I'm working on the following exercise:
"Show that if $p(z)=z^n+a_{n-1}z^{n-1}+\cdots+a_1z+a_0$, then there must be at least on point $z$ with $|z|=1$ such that $|p(z)|\geq 1$."
They provide the following hint.
"If $|p(z)|<1$ for all $z$ with $|z|=1$,how many zeros does $a_{n-1}z^{n-1}+\cdots+a_1z+a_0$?"
The first thing that came to mind was a proof by contradiction. So I have have the following proof.
Proof: Assume, to the contrary, that $|p(z)|<1$ for all $z$ with $|z|=1$. Let $q(z)=p(z)-z^n$ and $f(z)=-z^n$. Then, \begin{align*} |q(z)-f(z)|&=|p(z)-z^n-(-z^n)|\\ &=|p(z)-z^n+z^n|\\ &=|p(z)|\\ &<1\\ &=|f(z)| \end{align*} Thus, by Rouche's theorem, we obtain that $f(z)$ and $q(z)$ have the same number of zeros counting multiplicities, inside the unit disk. But, $f(z)$ has a zero at $z=0$ of order $n$, so $q(z)$ has $n$ zeros also. This is a contradiction because $q(z)$ is a polynomial of degree $n-1$, and by the Fundamental Theorem of Algebra, we know that it must have $n-1$ zeros, counting multiplicity. Therefore, the result holds. $\blacksquare$
I feel like there is something wrong with the proof.

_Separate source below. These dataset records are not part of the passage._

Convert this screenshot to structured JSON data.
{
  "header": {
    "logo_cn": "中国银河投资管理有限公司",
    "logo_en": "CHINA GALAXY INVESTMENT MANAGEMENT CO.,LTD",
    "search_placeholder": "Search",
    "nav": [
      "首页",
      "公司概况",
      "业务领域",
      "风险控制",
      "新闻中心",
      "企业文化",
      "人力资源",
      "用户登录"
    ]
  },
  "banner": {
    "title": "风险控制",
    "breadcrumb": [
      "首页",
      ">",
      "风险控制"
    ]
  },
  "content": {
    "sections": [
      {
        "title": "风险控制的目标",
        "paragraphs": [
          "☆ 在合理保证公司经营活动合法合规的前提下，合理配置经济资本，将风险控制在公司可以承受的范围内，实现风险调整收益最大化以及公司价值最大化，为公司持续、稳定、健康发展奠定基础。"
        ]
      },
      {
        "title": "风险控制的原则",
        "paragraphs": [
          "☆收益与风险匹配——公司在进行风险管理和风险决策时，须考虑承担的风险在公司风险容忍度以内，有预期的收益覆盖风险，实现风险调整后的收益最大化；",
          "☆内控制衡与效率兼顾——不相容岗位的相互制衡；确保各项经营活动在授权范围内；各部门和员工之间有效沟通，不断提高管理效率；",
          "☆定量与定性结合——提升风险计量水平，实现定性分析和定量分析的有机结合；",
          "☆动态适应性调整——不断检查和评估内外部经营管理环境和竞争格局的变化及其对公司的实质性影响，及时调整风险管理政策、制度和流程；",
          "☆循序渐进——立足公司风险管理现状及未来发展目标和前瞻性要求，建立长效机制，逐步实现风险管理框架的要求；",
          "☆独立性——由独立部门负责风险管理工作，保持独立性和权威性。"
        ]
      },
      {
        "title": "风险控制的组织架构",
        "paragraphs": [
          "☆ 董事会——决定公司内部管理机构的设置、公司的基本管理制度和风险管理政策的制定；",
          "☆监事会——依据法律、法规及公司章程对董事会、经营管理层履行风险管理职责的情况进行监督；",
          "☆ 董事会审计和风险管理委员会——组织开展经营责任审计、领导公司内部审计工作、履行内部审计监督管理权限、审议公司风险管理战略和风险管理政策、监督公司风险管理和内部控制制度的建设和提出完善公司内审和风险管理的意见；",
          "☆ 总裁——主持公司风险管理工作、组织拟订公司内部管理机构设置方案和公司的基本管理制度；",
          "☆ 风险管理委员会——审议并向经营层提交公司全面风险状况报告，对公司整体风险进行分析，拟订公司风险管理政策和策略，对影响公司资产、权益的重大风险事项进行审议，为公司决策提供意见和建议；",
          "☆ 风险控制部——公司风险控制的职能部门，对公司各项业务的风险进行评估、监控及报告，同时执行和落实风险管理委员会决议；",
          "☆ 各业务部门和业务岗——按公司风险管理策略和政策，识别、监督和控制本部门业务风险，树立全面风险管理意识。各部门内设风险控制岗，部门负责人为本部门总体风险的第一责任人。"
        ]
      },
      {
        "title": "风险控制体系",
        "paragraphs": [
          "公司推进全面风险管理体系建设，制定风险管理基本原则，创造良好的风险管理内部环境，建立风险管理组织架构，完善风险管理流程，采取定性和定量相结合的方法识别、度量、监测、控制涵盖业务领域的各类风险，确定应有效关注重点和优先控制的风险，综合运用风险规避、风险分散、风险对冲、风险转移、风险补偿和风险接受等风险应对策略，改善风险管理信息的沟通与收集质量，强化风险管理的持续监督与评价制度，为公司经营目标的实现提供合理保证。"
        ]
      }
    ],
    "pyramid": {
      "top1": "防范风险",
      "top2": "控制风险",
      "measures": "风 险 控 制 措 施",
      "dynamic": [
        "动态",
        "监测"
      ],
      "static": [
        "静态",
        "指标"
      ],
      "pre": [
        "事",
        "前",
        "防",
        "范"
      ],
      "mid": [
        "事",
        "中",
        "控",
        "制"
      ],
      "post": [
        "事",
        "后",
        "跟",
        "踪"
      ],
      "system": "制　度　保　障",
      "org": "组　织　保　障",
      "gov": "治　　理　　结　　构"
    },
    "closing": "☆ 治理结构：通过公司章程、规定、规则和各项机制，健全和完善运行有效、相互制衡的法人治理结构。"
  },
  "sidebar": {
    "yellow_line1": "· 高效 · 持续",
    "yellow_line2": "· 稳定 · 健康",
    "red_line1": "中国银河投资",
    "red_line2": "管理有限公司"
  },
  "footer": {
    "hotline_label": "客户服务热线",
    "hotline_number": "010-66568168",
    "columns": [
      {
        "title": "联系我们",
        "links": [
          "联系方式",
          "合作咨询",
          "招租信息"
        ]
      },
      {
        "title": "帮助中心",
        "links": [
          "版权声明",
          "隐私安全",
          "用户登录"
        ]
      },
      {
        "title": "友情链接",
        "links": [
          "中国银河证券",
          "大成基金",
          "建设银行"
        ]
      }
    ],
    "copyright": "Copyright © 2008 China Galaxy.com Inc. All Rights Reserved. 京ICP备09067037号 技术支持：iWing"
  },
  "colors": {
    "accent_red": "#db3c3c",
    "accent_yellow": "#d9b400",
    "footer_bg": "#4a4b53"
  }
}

One thing that has me worried is that Rouche's theorem requires the closed curve $\gamma$ passes through no zeros or poles. Since polynomials are entire, I am not worried about poles, but what about the zeros? Is it possible that $q(z)$ has a zero on the boundary of the unit circle and I am breaking the conditions for Rouche's theorem? Any insight is appreciated. Thanks in advance.